ARTICLE | doi:10.20944/preprints202110.0248.v1
Subject: Environmental And Earth Sciences, Environmental Science Keywords: Posidonia oceanica (PO); LAI & density; PO health & Pergent model; sea truth sampling; Earth Observation; HR satellite multispectral/hyperspectral sensors; atmospheric correction; coastal monitoring; mapping shallow waters habitat seabed; Calibration/validation & training/test; Classification & regression Machine Learning; Model Performance & thematic Accuracy; Sentinel 2 MSI multispectral & PRISMA hyperspectral; ISWEC(Inertial Sea Wave Energy Converter)
Online: 18 October 2021 (14:41:35 CEST)
The Mediterranean basin is a hot spot of climate change where the Posidonia oceanica (L.) Delile (PO) and other seagrass are under stress due to its effect on marine habitats and the rising influence of anthropogenic activities (tourism, fishery).
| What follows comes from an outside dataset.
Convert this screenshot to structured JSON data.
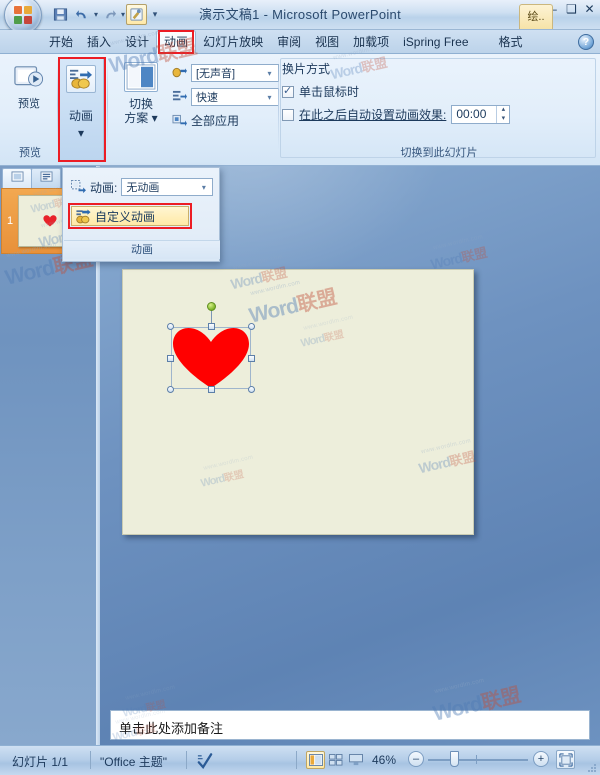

The PO and seabed ecosystems, in the coastal environments of Pantelleria and Lampedusa, suffer additional growing impacts from tourism in synergy with specific stress factors due to increasing vessel traffic for supplying potable water, fossil fuels for electrical power generation. Earth Observation (EO) data, provided by high resolution (HR) multi/hyperspectral operative satellite sensors of the last generation (i.e. Sentinel 2 MSI and PRISMA) have been successfully tested, using innovative calibration and sea truth collecting methods, for monitoring and mapping of PO meadows under stress, in the coastal waters of these islands, located in the Sicily Channel, to better support the sustainable management of these vulnerable ecosystems. The area of interest in Pantelleria was where the first prototype of the Italian Inertial Sea Wave Energy Converter (ISWEC) for renewable energy production was installed in 2015, and sea truth campaigns on the PO meadows were conducted. The PO of Lampedusa coastal areas, impacted by ship traffic linked to the previous factors and tropicalization effects of Italy southernmost climate change transitional zone, was mapped through a multi/hyper spectral EO-based approach, using training/testing data provided by side scan sonar data, previously acquired. Some advanced machine learning algorithms (MLA) were successfully evaluated with different supervised regression/classification models to map seabed and PO meadow classes and related Leaf Area Index (LAI) distributions in the areas of interest, using multi/hyperspectral data atmospherically corrected via different advanced approaches.